Chevron will invest some $4 billion in 2018 to increase its crude oil output in the Permian, a senior Chevron manager said at a conference on September 26, 2017, in a sign that the U.S. supermajor will continue to bet big on the most prolific U.S. shale play.
«We will be investing roughly $4 billion, next year, of capital in the Permian Basin, and we plan to grow production over the next several years to well in excess of 400,000 bpd,» Ryan Krogmeier, Chevron’s vice president of crude supply and trading, said the conference in Singapore.
According to Reuters, Chevron expects total Permian output from all producers operating in the shale play to increase by 1.4 million bpd by 2020, from 2.4 million bpd now.
The Permian oil production will average 2.580 million bpd in September 2017, and will rise by another 55,000 bpd to 2.635 million bpd in October, the EIA said in its latest drilling productivity report.
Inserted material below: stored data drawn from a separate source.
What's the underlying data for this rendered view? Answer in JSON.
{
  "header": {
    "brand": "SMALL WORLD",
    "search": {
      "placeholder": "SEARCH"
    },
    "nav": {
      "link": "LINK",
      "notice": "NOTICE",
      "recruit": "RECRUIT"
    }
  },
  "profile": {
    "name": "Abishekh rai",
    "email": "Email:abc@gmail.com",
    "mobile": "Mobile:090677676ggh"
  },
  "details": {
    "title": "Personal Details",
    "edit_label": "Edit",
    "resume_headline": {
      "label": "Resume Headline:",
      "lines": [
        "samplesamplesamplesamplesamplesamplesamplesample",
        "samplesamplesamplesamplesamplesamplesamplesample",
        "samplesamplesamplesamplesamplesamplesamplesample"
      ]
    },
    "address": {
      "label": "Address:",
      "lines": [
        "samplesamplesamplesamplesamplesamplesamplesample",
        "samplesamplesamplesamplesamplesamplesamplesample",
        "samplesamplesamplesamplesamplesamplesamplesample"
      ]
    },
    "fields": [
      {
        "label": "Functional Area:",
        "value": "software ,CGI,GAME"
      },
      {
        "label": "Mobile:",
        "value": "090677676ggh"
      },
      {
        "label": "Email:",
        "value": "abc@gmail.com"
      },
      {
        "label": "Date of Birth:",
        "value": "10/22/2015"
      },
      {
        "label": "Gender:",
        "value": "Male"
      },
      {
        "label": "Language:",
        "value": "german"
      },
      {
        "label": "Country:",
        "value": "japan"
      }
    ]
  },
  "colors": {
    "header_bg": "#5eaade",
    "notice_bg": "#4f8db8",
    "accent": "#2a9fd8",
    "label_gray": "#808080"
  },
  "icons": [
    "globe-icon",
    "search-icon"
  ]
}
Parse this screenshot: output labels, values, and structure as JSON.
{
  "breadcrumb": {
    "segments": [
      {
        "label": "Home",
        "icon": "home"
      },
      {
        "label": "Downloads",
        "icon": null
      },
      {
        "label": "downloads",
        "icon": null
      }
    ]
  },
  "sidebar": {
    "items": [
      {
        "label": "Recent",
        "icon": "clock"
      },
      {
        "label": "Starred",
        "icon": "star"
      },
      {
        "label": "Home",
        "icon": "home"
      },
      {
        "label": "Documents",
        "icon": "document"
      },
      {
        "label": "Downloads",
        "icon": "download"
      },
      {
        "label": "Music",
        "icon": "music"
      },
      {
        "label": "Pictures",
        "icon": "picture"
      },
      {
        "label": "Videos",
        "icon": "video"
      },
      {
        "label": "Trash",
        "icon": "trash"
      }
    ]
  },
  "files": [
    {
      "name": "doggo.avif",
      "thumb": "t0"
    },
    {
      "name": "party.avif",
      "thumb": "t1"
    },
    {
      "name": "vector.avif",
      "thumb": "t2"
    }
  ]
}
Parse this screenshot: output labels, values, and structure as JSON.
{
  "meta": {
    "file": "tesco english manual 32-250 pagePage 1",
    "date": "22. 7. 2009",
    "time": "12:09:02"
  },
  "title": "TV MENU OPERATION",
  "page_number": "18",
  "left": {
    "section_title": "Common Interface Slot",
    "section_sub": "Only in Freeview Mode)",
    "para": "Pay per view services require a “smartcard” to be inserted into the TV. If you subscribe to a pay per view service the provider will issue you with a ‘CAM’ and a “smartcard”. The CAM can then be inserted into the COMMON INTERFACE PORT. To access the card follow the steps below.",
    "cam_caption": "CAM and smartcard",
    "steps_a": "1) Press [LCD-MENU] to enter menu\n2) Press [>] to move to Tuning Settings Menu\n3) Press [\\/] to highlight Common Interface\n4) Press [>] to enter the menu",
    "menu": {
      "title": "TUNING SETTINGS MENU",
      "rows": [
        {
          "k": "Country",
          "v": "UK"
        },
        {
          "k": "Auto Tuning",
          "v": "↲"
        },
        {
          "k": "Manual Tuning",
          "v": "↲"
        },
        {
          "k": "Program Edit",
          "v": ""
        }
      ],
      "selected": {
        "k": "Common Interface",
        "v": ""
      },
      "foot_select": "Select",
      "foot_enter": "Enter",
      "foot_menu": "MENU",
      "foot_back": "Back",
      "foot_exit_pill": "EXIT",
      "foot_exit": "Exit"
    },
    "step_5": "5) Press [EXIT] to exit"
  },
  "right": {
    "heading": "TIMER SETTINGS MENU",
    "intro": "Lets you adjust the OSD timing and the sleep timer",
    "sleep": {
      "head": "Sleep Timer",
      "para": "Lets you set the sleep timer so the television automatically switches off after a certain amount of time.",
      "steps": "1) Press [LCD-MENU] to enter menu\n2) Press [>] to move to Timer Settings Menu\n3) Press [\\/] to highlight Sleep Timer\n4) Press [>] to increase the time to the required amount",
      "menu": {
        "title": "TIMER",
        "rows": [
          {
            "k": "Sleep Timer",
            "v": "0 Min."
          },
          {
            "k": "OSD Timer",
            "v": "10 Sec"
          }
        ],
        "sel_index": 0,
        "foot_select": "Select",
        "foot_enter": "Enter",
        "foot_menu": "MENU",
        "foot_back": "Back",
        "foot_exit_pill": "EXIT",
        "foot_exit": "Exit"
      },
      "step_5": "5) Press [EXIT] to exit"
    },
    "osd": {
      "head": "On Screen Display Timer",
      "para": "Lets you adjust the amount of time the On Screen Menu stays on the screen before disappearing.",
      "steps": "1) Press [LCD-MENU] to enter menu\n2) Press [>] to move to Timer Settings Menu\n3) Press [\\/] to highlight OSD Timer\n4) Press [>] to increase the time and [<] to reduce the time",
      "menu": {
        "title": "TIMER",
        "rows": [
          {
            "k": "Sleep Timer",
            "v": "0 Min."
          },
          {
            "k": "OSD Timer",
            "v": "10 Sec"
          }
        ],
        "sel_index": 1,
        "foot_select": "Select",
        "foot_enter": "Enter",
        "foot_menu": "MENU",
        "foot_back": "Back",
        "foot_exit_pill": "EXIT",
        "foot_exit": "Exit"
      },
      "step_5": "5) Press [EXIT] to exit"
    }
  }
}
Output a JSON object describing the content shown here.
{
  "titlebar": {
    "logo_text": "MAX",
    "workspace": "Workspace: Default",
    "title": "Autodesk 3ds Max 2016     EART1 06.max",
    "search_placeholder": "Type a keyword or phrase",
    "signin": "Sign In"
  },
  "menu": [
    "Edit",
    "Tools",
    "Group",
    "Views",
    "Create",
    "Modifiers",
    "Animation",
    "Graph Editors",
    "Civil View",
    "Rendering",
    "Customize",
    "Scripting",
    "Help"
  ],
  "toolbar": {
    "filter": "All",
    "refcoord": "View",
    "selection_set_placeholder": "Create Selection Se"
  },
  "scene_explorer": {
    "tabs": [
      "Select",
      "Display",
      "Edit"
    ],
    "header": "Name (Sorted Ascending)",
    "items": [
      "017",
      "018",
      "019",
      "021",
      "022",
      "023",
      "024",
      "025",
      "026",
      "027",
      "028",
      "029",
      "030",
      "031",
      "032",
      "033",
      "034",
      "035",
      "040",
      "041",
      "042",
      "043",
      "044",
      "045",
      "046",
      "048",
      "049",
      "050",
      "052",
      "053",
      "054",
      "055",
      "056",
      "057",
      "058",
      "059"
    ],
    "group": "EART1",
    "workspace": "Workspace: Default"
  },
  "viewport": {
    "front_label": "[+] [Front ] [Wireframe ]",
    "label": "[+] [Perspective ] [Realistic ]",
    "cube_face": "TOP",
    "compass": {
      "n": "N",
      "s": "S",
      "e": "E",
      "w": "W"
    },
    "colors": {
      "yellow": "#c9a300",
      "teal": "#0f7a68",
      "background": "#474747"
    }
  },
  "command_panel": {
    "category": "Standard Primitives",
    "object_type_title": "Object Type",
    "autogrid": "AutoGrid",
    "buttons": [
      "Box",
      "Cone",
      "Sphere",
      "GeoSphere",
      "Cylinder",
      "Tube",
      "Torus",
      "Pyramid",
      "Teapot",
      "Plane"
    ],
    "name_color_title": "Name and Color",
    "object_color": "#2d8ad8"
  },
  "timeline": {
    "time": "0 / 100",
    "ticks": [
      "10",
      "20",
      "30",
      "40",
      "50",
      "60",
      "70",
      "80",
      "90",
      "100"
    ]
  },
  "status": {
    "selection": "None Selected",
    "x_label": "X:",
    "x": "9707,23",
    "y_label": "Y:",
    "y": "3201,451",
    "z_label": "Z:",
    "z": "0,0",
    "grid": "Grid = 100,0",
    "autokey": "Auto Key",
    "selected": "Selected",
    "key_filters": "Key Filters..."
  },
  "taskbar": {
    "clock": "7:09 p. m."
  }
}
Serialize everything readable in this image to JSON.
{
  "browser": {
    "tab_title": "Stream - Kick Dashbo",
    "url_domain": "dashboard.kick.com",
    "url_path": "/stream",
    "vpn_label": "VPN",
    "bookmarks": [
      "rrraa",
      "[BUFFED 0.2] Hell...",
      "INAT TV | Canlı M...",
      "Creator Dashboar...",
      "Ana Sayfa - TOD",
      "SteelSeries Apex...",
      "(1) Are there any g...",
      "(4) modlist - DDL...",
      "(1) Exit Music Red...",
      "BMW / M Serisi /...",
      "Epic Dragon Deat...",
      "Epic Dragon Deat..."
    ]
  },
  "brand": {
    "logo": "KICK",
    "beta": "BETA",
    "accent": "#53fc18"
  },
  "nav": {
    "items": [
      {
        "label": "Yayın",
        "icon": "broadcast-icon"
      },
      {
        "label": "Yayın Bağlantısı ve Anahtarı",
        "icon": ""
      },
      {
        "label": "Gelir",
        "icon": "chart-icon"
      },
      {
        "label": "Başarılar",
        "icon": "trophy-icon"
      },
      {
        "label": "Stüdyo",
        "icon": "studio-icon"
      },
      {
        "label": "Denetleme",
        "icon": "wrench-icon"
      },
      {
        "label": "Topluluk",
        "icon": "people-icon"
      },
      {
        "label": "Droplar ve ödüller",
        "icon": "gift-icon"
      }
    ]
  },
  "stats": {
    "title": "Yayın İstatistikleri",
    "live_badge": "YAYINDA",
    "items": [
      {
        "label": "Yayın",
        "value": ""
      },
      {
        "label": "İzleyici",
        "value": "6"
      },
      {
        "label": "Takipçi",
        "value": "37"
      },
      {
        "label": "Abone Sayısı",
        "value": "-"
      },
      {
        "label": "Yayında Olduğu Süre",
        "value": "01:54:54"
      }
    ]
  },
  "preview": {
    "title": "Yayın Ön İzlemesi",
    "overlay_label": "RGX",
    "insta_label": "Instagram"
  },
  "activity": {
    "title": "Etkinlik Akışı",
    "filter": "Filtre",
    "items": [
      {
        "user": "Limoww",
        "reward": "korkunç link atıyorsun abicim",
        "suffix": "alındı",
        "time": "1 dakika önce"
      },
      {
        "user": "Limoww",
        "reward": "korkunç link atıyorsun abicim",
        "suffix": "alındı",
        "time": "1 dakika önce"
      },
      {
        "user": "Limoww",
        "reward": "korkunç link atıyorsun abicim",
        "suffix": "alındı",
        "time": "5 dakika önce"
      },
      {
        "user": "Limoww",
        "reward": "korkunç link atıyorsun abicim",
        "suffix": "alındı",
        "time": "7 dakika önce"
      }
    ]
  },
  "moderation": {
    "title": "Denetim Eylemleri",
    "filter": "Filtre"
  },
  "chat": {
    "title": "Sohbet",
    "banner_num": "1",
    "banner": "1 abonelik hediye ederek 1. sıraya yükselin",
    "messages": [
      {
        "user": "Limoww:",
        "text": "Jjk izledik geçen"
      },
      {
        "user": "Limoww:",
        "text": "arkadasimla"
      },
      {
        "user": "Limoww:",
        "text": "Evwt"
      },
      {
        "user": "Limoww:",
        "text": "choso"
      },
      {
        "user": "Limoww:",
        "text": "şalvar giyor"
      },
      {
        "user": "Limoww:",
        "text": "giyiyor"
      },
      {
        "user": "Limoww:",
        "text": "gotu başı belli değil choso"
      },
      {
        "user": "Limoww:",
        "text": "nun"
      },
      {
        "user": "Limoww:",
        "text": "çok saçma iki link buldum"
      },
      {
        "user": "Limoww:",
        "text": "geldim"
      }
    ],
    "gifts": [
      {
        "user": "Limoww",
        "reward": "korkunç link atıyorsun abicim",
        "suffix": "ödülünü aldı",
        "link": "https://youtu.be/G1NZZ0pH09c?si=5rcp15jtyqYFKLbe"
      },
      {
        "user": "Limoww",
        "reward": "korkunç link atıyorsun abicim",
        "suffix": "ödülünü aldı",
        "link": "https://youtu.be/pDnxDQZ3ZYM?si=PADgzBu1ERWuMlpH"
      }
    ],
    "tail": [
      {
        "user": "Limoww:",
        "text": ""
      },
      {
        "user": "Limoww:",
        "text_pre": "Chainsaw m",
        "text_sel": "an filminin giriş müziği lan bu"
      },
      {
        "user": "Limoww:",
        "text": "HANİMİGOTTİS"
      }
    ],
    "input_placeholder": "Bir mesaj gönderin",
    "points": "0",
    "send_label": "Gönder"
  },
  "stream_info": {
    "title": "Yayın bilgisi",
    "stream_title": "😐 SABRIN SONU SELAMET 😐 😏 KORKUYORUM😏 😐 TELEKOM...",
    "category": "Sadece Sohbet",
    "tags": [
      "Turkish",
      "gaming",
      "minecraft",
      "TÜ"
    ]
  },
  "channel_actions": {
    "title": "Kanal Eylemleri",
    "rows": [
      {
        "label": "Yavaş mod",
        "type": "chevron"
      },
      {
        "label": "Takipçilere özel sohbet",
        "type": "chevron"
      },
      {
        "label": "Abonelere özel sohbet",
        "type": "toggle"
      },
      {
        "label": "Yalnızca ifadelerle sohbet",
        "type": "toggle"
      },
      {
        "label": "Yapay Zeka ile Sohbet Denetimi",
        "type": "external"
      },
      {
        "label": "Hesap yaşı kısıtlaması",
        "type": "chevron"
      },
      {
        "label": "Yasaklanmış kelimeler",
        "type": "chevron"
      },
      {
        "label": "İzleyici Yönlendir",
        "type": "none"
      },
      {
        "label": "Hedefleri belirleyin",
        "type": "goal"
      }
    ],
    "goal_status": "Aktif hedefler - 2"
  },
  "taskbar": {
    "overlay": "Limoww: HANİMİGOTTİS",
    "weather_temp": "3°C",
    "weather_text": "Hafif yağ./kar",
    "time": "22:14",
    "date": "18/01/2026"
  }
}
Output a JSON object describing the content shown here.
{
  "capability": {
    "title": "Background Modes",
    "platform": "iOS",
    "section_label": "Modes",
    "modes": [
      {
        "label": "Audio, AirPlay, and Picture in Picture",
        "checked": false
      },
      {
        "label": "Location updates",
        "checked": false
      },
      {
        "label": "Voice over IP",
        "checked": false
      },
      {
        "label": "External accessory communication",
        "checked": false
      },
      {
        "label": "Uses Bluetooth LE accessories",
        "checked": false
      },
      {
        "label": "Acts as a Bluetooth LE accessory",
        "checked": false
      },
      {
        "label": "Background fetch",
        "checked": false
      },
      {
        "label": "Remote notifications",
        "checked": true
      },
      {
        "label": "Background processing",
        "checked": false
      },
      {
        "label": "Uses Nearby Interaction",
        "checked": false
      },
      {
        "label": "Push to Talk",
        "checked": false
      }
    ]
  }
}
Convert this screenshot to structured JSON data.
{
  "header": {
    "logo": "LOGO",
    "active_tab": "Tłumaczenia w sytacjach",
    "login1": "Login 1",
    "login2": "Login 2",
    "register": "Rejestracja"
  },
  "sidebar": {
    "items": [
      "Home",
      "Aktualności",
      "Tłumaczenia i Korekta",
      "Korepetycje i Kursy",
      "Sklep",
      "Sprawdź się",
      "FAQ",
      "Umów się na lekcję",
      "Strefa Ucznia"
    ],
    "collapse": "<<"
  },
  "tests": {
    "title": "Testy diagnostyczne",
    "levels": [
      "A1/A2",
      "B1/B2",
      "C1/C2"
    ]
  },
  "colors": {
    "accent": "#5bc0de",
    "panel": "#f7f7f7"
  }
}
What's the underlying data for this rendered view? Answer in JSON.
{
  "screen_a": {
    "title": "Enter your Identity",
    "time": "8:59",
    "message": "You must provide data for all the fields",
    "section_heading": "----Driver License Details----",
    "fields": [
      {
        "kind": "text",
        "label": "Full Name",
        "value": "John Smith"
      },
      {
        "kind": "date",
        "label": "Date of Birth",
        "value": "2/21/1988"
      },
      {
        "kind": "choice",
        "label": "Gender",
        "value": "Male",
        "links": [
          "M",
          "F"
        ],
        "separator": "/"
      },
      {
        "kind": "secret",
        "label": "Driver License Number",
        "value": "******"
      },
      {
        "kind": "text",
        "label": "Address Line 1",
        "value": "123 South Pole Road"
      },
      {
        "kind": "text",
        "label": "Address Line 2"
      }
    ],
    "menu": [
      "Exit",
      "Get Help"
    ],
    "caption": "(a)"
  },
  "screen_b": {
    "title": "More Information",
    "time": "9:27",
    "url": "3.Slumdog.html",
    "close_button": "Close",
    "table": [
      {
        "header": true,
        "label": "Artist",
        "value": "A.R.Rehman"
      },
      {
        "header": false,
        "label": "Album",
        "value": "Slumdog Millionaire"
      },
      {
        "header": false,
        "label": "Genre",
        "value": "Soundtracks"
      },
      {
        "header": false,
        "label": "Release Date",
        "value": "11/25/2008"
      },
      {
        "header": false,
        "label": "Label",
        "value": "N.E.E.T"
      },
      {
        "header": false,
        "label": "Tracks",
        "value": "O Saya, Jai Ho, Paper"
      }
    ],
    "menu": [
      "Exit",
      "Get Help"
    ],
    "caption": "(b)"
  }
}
As early as in April this year, Chevron’s CEO John Watson said that the U.S. supermajor would be betting big on the Permian.
Chevron’s production in the Permian was 90,000 net barrels of crude oil per day in 2016.
Watson expects the company’s output in the shale play to increase eight times over the next decade and reach 700,000 bpd.
Unlike some other producers who have just recently rushed to secure holdings in the shale play, Chevron is not a newcomer to the Permian – the group and its legacy companies have held acreage in the area since the early 1920s.
Chevron’s acreage in the shale play amounts to 2 million net acres, of which 85 % is free of royalties to landowners or have low royalties.
Chevron planned to spend around $2.5 billion on shale and tight investments in 2017, the majority of which was slated for the Permian Basin, a 67% increase over last year.
In the upstream investments for 2017, the funds for the Permian were 2nd only to the $3-billion investment in the expansion of the Tengiz field in Kazakhstan.